4. Now Jodi’s sitting down, hands over her face. Dan: “KARMA’S A BITCH!” And so are you, Dan. That’s the biggest mystery in this Challenge: how has a funny guy like Dan turned into an obnoxious jackass like the rest of his teammates? If he didn’t beat Jon in the first Inferno, then I’d still be liking Dan. Now, I want a Good Guy to humiliate him in the Inferno. Heck, I’d settle for Jodi popping him in the face. He’s certainly earned it.
Jodi interviews that the cloth was wrapped around her feet, while Veronica was perfectly rolled. She adds, “This Inferno just had nothing to do with skill whatsoever.” That’s a weak argument, but I don’t hate her for it. Veronica interviews that it sucks that Jodi got what she wanted and lost.
Dave congratulates Veronica for her win, then sends her back to her team. She runs through the door, prancing and jumping into Rachel’s arms. This is sickening. I hate those two so much. Hate their attitudes, hate their t-shirts, just hate them, period. “Watching Veronica win is equivalent to basically watching myself win,” Rachel interviews, “because I’m so happy for her, and I know how much this means to her. I think I’d go crazy here without her.” My urge to puke rises. Let’s ignore the homoerotic subtext and move to the comparison of the two. If Rachel goes into an Inferno, she’s toast. She is the single most overrated Challenger ever. I’d even give odds to newbies Jamie and Shavonda over her in a given contest.
Moving on, Dave wishes Jodi a safe trip home. Derrick interviews that it sucks saying goodbye, since she’s like a sister to him. Through the cage, he tells her that she did a good job, and that she’ll learn from this. Ladies and gentlemen, I give you the only Bad Ass with any trace of humility. The Good Guys walk down for their farewells. Jodi hugs Jamie, crying and apologizing for her loss. “Jodi’s pretty much just destroyed,” Landon interviews. “You can tell she’s beating herself up about it. She was a huge part of our team. We’re going to miss Jodi a lot.” Jodi interviews that she’s sorry to have let her team down, and that she appreciated the time spent with them. “Thank you so much for your friendships,” she continues as she sobs, “and I just want you guys to do so well, and please win all the missions and just get rid of everybody on their team.” Here’s hoping.
Outside, Veronica and Rachel celebrate, walking arm-in-arm. Veronica: “For all you Good Guys out there that think you guys finish first, it ain’t gonna happen this time. It ain’t gonna happen.” Jodi walks through the Inferno door. Fade to credits.

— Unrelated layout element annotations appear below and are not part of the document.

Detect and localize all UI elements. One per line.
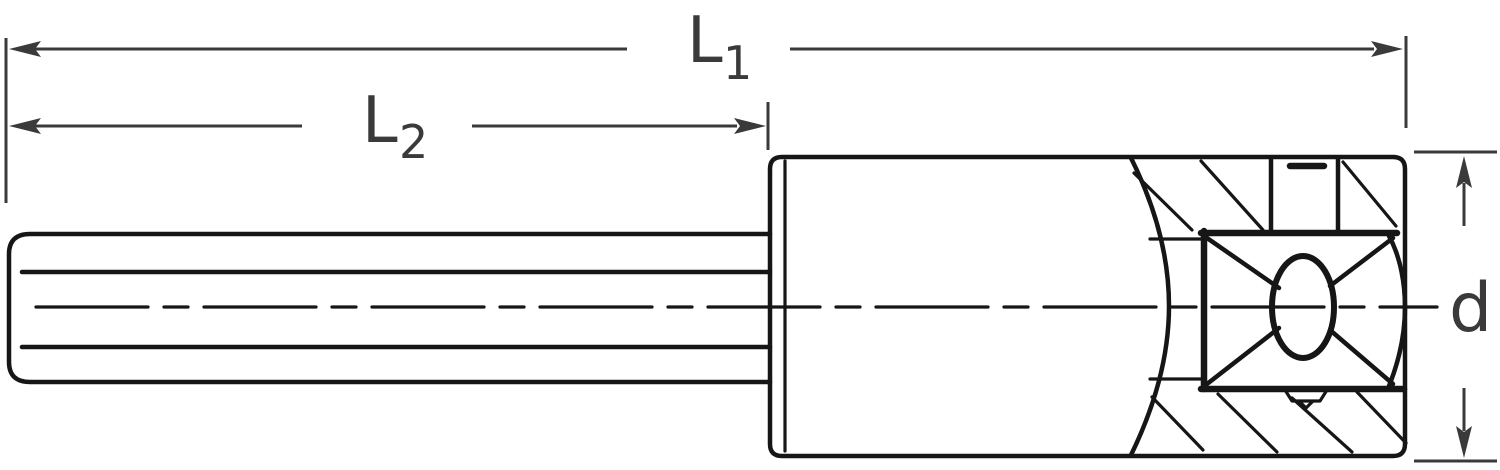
recess-diagonal-top-left — [1207, 238, 1279, 288]
recess-diagonal-bottom-right — [1330, 330, 1393, 384]
recess-diagonal-top-right — [1330, 238, 1393, 286]
recess-diagonal-bottom-left — [1207, 328, 1279, 384]
hatch-line — [1292, 398, 1352, 452]
arrowhead-right — [1371, 41, 1403, 57]
hatch-line — [1134, 173, 1192, 230]
recess-back-arc — [1389, 236, 1405, 386]
hatch-line — [1201, 161, 1263, 230]
hatch-line — [1218, 394, 1277, 452]
dimension-l1-subscript: 1 — [723, 36, 752, 90]
drawing-svg: L 1 L 2 d — [0, 0, 1500, 470]
dimension-l1: L 1 — [6, 4, 1406, 203]
dimension-l2-subscript: 2 — [399, 115, 428, 169]
technical-drawing-canvas: L 1 L 2 d — [0, 0, 1500, 470]
dimension-d-label: d — [1449, 269, 1492, 348]
dimension-l2: L 2 — [9, 84, 768, 169]
hatch-line — [1152, 397, 1203, 450]
hatch-line — [1357, 392, 1406, 443]
hatch-line — [1343, 162, 1396, 226]
square-drive-recess — [1201, 231, 1405, 389]
dimension-l1-label: L — [687, 4, 723, 78]
arrowhead-right — [734, 118, 766, 134]
dimension-l2-label: L — [362, 84, 398, 158]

I think that maybe the swap was Jodi’s idea, that maybe she crossed up her own team. Or maybe the editors got it right the first time, giving Julie the credit. But after the last two episodes, I am firmly in the Good Guys’ camp. The Bad Asses’ behavior from being outsmarted is deplorable, and Veronica’s victory keeps them firmly on their high horse. I would group some of them together and dub them the Axis of Ass like I have in previous seasons (Adam, Rachel and Veronica in The Gauntlet, Abram, Christena, Holly and Veronica in The Inferno), but they all qualify. If Mike or Julie win an Inferno and take a Bad Ass out, I would not mind. You heard me...if Julie were to take out Rachel or Veronica in the Inferno, it would not be a bad thing. Somebody shoot me. And if Dan gets beat down in the Inferno in two weeks, I will have the biggest smile when I hit TARCon the following night.